Pas d'unité à droite
Emmanuel Grégoire aura notamment face à lui Rachida Dati, qui est revenue sur la scène nationale en devenant ministre de la Culture en 2024. Elle est soutenue à la fois par Les Républicains, le MoDem et par le gouvernement, et bénéficie de l’expérience de sa candidature en 2020.
"Pour autant, Rachida Dati n’a pas fait l’unité à droite puisque le parti d’Édouard Philippe présente Pierre-Yves Bournazel comme candidat, également soutenu par Renaissance, et qui est très implanté dans la capitale. Enfin, deux personnalités, qui chacune compte dans son propre camp, vont apporter une dose supplémentaire d’incertitude : Sophia Chikirou pour LFI et Sarah Knafo pour Reconquête. Ce casting va offrir une course très ouverte qui pourrait aboutir à quelques surprises et un résultat très serré", analyse le politologue.
Également en lice dans cette campagne, Thierry Mariani défend les chances du Rassemblement national, tandis que Blandine Chauvel porte les couleurs du Nouveau Parti anticapitaliste – Révolutionnaires et que Marielle Saulnier représente Lutte ouvrière.
"Chaque voix compte désormais"
Autre élément d'incertitude : les électeurs devront composer avec un nouveau mode de scrutin. La réforme de la loi PLM, pour Paris, Lyon et Marseille, votée à l’été 2025, a redessiné la façon dont les électeurs votent aux élections municipales dans les trois villes les plus peuplées de France.
Jusqu'à présent, les électeurs votaient pour une liste au sein de leur arrondissement. Les premiers élus de chaque liste siégeaient ensuite à la fois dans le conseil d'arrondissement et au conseil de Paris. Désormais, les Parisiens voteront deux fois, dans deux urnes distinctes : une première fois pour élire leur conseil d'arrondissement et une seconde fois pour élire le conseil municipal, et donc le futur maire de Paris.
Contrairement aux élections précédentes, les Parisiens voteront donc directement pour la liste du candidat ou de la candidate qu’ils voudront voir succéder à Anne Hidalgo. Un paramètre qui oblige les candidats à faire campagne partout dans Paris, alors qu'ils pouvaient auparavant se concentrer sur les arrondissements déjà acquis ou susceptibles de basculer de leur côté. Traditionnellement, la gauche règne dans l'Est parisien tandis que la droite tient l'Ouest.
"Ce nouveau mode de scrutin pourrait accentuer durant la campagne la logique de personnalisation. Rachida Dati y était très favorable car elle espère que sa notoriété jouera en sa faveur. Elle estimait par ailleurs que l’ancien mode de scrutin favorisait la gauche en donnant davantage de poids aux arrondissements plus peuplés [sept des dix arrondissements avec le plus d'habitants sont de gauche, NDLR]. Une chose est sûre : ce ne sera plus tout à fait la même élection, chaque voix compte désormais", affirme Bruno Cautrès.

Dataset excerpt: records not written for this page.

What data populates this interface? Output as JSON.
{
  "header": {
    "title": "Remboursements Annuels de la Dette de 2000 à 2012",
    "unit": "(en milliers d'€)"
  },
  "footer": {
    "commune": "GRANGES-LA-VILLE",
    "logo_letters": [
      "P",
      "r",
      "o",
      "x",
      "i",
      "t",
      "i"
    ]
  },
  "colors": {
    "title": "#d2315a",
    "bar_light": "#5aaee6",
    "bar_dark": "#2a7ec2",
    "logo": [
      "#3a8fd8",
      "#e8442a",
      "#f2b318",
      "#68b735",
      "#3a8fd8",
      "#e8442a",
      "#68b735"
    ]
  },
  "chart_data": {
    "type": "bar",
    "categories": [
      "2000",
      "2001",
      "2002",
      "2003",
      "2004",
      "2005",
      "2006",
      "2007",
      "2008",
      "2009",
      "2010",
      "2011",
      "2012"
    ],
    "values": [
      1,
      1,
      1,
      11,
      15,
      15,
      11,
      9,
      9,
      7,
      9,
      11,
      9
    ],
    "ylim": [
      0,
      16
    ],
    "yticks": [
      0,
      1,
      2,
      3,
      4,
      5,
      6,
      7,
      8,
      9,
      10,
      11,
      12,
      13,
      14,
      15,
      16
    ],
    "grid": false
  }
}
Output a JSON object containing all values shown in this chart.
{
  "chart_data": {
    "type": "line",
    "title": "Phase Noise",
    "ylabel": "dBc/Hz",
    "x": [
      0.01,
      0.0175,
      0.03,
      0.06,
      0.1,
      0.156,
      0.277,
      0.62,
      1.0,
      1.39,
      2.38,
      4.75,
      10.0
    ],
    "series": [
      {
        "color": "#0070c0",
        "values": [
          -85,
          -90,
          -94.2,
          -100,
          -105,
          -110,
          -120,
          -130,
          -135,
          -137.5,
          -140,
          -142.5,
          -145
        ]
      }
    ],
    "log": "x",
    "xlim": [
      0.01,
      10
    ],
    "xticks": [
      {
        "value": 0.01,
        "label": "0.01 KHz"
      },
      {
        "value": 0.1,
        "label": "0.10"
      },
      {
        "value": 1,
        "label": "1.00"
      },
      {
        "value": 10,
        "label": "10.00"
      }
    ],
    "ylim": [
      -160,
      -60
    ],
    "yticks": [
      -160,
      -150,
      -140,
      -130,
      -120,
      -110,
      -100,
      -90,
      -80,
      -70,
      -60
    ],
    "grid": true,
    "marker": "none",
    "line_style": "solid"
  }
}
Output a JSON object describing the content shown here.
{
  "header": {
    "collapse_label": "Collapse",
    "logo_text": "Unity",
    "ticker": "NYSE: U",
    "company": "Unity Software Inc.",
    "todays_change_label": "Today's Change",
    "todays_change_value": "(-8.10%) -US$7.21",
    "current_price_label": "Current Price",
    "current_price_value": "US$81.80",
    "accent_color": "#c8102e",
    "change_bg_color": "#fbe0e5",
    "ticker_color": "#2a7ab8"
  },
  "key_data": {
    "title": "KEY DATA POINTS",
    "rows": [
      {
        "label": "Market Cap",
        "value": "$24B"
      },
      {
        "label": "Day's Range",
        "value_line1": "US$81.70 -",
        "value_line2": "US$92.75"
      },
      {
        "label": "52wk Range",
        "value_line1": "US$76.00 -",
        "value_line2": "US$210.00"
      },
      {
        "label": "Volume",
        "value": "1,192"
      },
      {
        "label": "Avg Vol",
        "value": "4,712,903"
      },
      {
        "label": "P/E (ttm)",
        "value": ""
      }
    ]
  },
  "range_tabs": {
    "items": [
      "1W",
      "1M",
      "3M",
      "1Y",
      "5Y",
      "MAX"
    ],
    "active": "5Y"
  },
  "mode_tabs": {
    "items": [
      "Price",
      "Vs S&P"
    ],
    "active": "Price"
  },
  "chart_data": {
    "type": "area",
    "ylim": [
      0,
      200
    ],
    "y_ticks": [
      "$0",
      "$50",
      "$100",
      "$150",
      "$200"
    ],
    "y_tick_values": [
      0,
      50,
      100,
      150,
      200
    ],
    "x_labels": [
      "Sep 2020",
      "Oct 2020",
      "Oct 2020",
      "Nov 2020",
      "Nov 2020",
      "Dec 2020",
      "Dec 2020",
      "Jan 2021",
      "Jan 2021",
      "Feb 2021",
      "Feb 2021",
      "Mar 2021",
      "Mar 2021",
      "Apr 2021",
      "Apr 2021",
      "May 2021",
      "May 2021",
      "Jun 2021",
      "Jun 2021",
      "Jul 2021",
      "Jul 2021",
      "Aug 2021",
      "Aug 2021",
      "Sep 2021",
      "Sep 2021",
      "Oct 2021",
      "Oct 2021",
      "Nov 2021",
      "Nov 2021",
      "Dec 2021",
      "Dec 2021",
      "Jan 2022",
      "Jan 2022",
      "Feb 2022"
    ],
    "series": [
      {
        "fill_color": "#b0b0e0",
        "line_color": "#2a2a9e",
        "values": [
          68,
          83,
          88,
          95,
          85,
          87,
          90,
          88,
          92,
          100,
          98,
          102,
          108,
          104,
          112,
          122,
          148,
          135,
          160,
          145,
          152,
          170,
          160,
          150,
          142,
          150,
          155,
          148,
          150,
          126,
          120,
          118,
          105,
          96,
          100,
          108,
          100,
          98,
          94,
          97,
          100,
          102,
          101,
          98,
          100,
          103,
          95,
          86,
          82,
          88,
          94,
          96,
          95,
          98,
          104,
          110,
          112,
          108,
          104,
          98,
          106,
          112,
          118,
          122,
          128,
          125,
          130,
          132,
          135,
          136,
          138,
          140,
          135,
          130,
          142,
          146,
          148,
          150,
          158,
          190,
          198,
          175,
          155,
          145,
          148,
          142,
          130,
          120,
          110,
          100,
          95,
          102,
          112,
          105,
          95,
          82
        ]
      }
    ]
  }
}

Les électeurs pourront aussi choisir d’adopter des stratégies différentes en votant pour une certaine couleur politique dans leur arrondissement et pour une autre couleur au niveau de la ville, ce qui pourrait réserver quelques surprises, voire offrir une sorte de cohabitation entre une maire de Paris de droite et une majorité de maires d’arrondissement de gauche.
Jamais depuis 2001 et la victoire de Bertrand Delanoë face à Philippe Séguin et Jean Tiberi, la bataille pour Paris n’a été aussi indécise. Vingt-cinq ans après l’arrivée de la gauche aux manettes dans la capitale, la droite peut espérer reprendre les commandes. La campagne est lancée. Rendez-vous le 22 mars pour en connaître le vainqueur.